In the beginning...
At the Last Judgment
I shall not be asked
How many prostrations I made
Or how faithful I was
In my ascetic exercises.
I shall be asked
Did I feed the hungry
Did I clothe the naked
Did I visit the sick and the prisoner?
That is all I shall be asked.
--Mother Maria of Paris
This weblog is dedicated to continuing the legacy of Orthodox Action, the radical Orthodox Christian association founded by St. Maria of Paris. The members of Orthodox Action dedicated themselves to the task of caring for "the least of these": alcoholics and drug addicts, people who had been purged out of mental institutions, pregnant unwed mothers, tuberculosis patients, the poor and homeless. And when the Nazis came, they expanded their ministry of hospitality to hiding Jews, becoming part of the "underground railroad" of the French Resistance that was getting people of Jewish descent out of Paris and into the Unoccupied Territory. For this, Mother Maria was eventually sent to the Ravensbruck concentration camp, where she died on Good Friday, 1945 (for more on the life of St. Maria, see http://www.incommunion.org/skobtsova.htm).
Yet Orthodox Action was also a learning community, where the intelligentsia of the Orthodox Church in Paris came together to learn from one another. People like the philosopher Nikolai Berdyaev and the speculative theologian Fr. Sergei Bulgakov, along with Mother Maria, who was a philosopher and theologian in her own right, discussed how they might create a more just, more compassionate social order. It is my hope that this weblog, through comments and running dialogue, can somehow recapture some of this sense of community.

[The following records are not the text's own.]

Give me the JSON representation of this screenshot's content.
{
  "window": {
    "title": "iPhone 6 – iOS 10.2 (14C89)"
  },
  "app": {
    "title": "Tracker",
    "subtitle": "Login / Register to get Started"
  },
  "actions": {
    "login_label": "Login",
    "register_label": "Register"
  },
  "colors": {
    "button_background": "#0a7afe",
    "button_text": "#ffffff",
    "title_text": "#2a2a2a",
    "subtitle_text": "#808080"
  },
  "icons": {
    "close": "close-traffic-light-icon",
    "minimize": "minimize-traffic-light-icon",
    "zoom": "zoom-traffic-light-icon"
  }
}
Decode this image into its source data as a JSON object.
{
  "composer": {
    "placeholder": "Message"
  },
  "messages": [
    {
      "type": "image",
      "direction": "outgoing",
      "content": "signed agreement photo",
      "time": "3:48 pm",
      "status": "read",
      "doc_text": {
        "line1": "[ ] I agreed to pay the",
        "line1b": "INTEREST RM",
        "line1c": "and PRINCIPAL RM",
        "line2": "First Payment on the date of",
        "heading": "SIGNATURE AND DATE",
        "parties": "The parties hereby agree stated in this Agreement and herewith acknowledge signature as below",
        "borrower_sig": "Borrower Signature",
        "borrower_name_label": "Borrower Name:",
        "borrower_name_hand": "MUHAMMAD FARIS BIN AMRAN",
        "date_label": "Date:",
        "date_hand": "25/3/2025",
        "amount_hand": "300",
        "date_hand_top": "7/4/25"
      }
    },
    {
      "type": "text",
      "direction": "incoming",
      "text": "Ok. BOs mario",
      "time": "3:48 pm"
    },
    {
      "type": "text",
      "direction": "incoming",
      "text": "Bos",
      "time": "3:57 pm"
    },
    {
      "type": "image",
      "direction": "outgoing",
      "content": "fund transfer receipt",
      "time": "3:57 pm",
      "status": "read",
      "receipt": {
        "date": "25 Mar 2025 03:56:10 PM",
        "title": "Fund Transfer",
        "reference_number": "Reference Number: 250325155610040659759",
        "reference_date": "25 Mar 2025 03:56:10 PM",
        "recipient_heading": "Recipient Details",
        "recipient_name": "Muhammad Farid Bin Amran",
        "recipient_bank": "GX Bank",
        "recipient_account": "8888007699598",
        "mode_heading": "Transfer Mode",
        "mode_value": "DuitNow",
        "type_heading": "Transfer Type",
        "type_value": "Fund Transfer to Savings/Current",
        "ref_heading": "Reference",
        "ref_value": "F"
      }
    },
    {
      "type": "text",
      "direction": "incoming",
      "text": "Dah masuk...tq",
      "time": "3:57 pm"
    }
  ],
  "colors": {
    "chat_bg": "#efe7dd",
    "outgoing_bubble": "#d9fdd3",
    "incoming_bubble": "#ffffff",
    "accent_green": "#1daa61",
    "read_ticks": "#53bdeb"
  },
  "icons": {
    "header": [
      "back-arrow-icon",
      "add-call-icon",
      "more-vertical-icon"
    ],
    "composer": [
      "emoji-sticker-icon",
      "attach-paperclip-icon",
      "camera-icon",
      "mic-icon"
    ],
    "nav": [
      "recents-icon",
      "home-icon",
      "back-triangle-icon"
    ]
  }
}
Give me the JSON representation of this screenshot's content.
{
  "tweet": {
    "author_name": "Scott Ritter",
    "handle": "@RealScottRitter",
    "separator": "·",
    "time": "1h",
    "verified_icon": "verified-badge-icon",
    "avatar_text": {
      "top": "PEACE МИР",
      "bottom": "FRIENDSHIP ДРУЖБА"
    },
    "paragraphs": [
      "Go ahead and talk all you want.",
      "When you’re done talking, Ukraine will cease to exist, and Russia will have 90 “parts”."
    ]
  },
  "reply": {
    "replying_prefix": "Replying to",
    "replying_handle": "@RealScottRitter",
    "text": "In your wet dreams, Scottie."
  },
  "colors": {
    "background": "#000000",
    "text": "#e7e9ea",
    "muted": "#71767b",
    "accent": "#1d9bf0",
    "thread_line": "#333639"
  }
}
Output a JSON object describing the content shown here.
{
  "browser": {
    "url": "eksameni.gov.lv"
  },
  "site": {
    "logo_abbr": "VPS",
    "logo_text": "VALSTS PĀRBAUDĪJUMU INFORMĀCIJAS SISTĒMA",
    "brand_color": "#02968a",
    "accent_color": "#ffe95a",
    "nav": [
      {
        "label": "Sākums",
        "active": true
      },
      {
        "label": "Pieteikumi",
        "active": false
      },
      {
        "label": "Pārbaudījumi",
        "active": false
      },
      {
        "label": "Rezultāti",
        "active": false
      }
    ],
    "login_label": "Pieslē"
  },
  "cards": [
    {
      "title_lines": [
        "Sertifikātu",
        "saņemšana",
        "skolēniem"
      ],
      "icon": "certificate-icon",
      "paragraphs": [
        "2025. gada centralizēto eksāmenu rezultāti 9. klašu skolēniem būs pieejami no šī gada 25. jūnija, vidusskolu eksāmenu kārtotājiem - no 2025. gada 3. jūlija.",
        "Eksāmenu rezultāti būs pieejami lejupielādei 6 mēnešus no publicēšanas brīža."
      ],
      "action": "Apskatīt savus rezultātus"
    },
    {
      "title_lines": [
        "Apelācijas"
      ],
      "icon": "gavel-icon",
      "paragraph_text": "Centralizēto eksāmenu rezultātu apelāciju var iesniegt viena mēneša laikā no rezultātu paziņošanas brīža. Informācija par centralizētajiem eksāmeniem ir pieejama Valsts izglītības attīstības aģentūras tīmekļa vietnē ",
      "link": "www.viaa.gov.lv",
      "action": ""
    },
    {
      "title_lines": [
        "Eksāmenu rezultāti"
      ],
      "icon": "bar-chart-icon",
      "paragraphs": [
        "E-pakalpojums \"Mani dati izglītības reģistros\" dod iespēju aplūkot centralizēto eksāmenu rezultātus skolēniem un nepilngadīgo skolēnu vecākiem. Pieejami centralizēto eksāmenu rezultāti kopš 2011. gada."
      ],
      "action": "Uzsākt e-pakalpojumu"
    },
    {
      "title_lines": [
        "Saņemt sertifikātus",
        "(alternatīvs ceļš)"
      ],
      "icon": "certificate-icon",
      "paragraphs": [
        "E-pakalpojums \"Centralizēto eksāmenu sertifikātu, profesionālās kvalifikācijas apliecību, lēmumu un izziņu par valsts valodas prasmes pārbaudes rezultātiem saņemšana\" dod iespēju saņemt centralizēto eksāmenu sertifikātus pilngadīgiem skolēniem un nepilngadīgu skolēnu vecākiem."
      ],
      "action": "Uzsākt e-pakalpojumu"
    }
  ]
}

We in the Orthodox Church pride ourselves on having kept "the mind of the Fathers." But have we kept the heart of the Fathers, their radical commitment to justice and mercy? Or are we stuffing our cassocks into our ears and muttering the Jesus Prayer to drown out the screams of the dying? We have a long history of organized social endeavor: St. John Chrysostom, who was feeding and housing 3,000 people each day as the parish priest of the poorest slum in Antioch; St. Basil the Great, who founded the first hospital system in the Byzantine Empire; St. John the Merciful, working for radical social change among the refugee population of Alexandria; and St. Sampson the Hospitable, who founded a clinic that not only offered free medical care, but ensured that his patients were fed and clothed as well (see my profile). But how is this aspect of our tradition reflected in our everyday practice? Where are our hospitals, and shelters, and soup kitchens?
Possible topics for future discussion: liberation theology, socialism, the peace movement, living in intentional community.
We'll see where this goes...
3 comments:
I just finished reading Pearl of Great Price this week. WOW.
Sampson... I think I have a lot to learn. For the first time the life of my own patron saint, Saint Anastasia, makes a connection. I've always felt a bit estranged from her before now.
Thank you for creating this blog. I have an affinity for St. Maria Skobtsova and what her ministry achieved in Paris. I just found this site tonight so I don't have much else to offer but my thanks and interest. I'm going to link your blog to mine.